From Caldwell Bay, a narrow protected passage flanked by high rocky hills between Moose Island and the mainland leads to another inlet and the entrance to expansive MacIntosh Bay. The bay is so large that it’s almost like being in a separate lake (N 59.48091 W 108.32800—entrance). The island-studded bay is lined with bulbous, fairytale hills. One of the islands here is among our favourite places to camp while exploring the north shore. And the fishing ain’t bad either.
Reed Bay and the Oldman River
Another protected channel runs between the mainland and Cameron Island towards Reed Bay. Near the eastern end of this channel, many rocky outcroppings have a brilliant pinkish tinge. This combined with unusually clear shallow water makes for some great photo possibilities. Be careful where you step if you walk around these outcroppings. These are favourite nesting sites for Arctic Terns. They make extremely simple nests, often just a gap between a couple rocks, so their camouflaged eggs are easy to miss.
If we had to pick the single most impressive sight on the north shore, it would be the cliffs of Reed Bay (N 59.46770 W 108.12407). The vertical cliffs rise straight from the deep water, but what really makes them special is the multi-coloured seams in the rocks and lichen growing on the surface. Late in the day is best for photography when the west-facing cliffs become even more vibrant in evening light. The only way to photograph the cliffs is from a boat, so hope for calm conditions.
The mouth of the Oldman River (N 59.45366 W 108.08768) is just east of Reed Bay, after you travel through ominously-named Dead Man Channel.

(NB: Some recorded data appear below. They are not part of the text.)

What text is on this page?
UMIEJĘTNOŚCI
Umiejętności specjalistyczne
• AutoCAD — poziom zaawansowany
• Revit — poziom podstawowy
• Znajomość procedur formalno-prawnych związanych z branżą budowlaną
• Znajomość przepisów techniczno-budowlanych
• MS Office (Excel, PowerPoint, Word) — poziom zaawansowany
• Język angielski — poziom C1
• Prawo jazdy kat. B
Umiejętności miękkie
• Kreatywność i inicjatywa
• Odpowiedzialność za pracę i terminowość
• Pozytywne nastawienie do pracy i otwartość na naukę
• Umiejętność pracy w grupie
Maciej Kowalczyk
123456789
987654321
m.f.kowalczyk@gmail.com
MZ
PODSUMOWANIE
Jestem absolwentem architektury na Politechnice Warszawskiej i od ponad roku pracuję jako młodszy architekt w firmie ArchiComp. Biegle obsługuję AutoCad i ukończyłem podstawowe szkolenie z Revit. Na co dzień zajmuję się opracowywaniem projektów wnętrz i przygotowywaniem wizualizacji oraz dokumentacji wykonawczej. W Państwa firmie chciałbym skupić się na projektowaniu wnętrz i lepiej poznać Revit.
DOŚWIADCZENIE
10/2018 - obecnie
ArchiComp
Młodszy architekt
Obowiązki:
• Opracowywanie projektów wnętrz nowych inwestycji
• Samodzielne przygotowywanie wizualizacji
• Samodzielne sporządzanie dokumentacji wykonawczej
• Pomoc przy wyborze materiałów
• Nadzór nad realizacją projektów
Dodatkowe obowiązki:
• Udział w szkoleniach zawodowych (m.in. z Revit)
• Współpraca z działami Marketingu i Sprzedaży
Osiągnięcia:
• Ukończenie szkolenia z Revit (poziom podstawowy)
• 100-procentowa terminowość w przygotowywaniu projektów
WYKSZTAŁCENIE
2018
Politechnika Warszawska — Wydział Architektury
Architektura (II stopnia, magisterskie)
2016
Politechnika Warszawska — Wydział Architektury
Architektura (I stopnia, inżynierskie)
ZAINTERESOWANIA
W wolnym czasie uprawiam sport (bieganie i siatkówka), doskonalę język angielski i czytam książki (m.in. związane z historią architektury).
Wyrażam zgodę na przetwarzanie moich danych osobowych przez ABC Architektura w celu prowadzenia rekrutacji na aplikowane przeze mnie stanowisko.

The story behind the name isn’t all that sinister, however. The story goes that the river was named after an old trapper who lived in the area, and Dead Man Channel was named for the place they found him when he finally died. The area is protected from the open part of the lake by several partially forested islands with broad rocky outcroppings. One of these islands is another of our favourite spots to camp. It’s a great fishing spot, with water so clear near shore that it seems as if you’re watching fish in an aquarium.
On our most recent trip there (this summer), we had a couple days of howling winds and rough water (not unusual), followed by a dead calm evening. We had a wonderful evening in ideal conditions photographing Reed Bay, then when we returned to our camp in Oldman River Bay, the islands’ reflections in still water seemed nothing short of surreal.
2 thoughts on “Lake Athbasca’s Spectacular North Shore – Part 2”
You guys didn’t use a canoe to do the north shore?
Hi Travis. Anytime that we travelled Lake Athabasca’s north shore, we used a motorboat. You certainly could canoe here, but unlike the south shore where you can stay close to the sandy shore and easily land most places, the north shore has a lot of deep bays where its difficult to stay close to shore.